The grief, the pain are real and sometimes overwhelming, but I cannot deny the comfort I have found, the joy I have found in knowing Christ Jesus my Savior as I never have before.
And that is the goal, is it not? That is the purpose of our lives as believers. To know Christ Jesus our Lord. To say with the apostle Paul that everything is a loss compared to the surpassing worth of knowing Christ. (Philippians 3:7-11)
Our pursuit is to gain Christ, not to avoid troubles. Our joy is found in Him, not in our comfort.
In the face of all that is not okay, I know Jesus. I am clinging to the One who has overcome the world and whose power is made perfect in my weakness. (II Corinthians 12:9-10) What greater treasure can we know this side of eternity?! Abiding in the One who walks with us through affliction, who is ever forming us to be more like Him. (II Corinthians 3:18)
Hand in hand with knowing Christ through affliction, the reality of Heaven comforts and fills me with hope. This world, riddled with pain and stained with sin, is not my home.
Heaven is not here, it’s There. If we were given all we wanted here, our hearts would settle for this world rather than the next. God is forever luring us up and away from this one, wooing us to Himself and His still invisible Kingdom, where we will certainly find what we so keenly long for.
Longing to be with Jesus. Longing for Heaven, where the pain, the grief, the heartache are gone forever. The hints and precious glimpses along my journey with Dad – the moments when Heaven invades the heartache of my world – are sweet and unforgettable. They are tangible reminders that Christ is present with us here and now, and that one day, He will return to bring us home.
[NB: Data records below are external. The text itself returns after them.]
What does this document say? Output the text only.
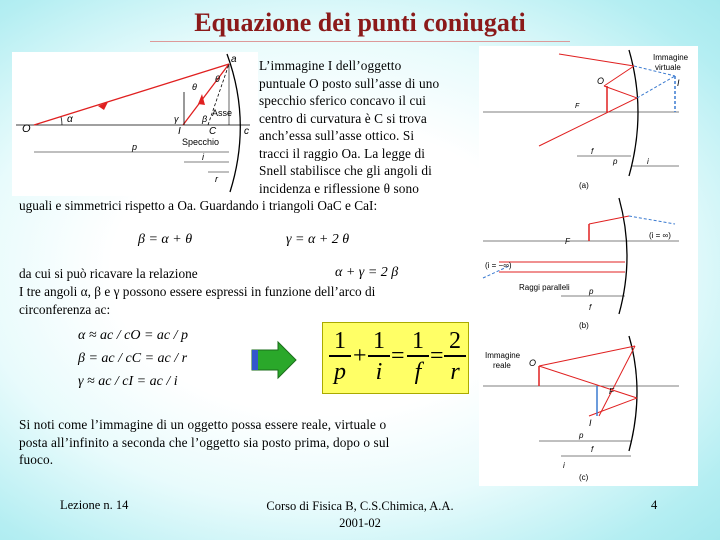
Equazione dei punti coniugati
O	C
I
a
c
α
θ
θ
β
γ
Asse
Specchio
p
i
r
L’immagine I dell’oggetto
puntuale O posto sull’asse di uno
specchio sferico concavo il cui
centro di curvatura è C si trova
anch’essa sull’asse ottico. Si
tracci il raggio Oa. La legge di
Snell stabilisce che gli angoli di
incidenza e riflessione θ sono
uguali e simmetrici rispetto a Oa. Guardando i triangoli OaC e CaI:
β = α + θ	γ = α + 2 θ
da cui si può ricavare la relazione	α + γ = 2 β
I tre angoli α, β e γ possono essere espressi in funzione dell’arco di
circonferenza ac:
α ≈ ac / cO = ac / p
β = ac / cC = ac / r
γ ≈ ac / cI = ac / i	$\frac{1}{p} + \frac{1}{i} = \frac{1}{f} = \frac{2}{r}$
Si noti come l’immagine di un oggetto possa essere reale, virtuale o
posta all’infinito a seconda che l’oggetto sia posto prima, dopo o sul
fuoco.
Immagine
virtuale
O	I
F
p
f
i
(a)
F
(i = ∞)
(i = −∞)
Raggi paralleli p
f
(b)
Immagine
reale O
F
I
p
f
i
(c)
Lezione n. 14	Corso di Fisica B, C.S.Chimica, A.A.
2001-02
4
These comforts of knowing Jesus through suffering and longing for my home in Heaven are ever-expanding realities. Realities that break open and spill all over my days of grief and joy, sorrow and longing.
It won’t be long before my friend and I are back at out favorite spot watching the sun rise over the lake. I rejoice, for the Lord’s constancy and goodness, heralded by the sunrise, are present throughout my day!
With the new hope the sunrise brings every morning, I am reminded of my eternal home where pain and evil are no more. I am reminded that the same Faithful One who unfolds the dawn is the One present with me in the pain.
In the midst of my afflictions, He is making me more like Him and increasing my longing for home.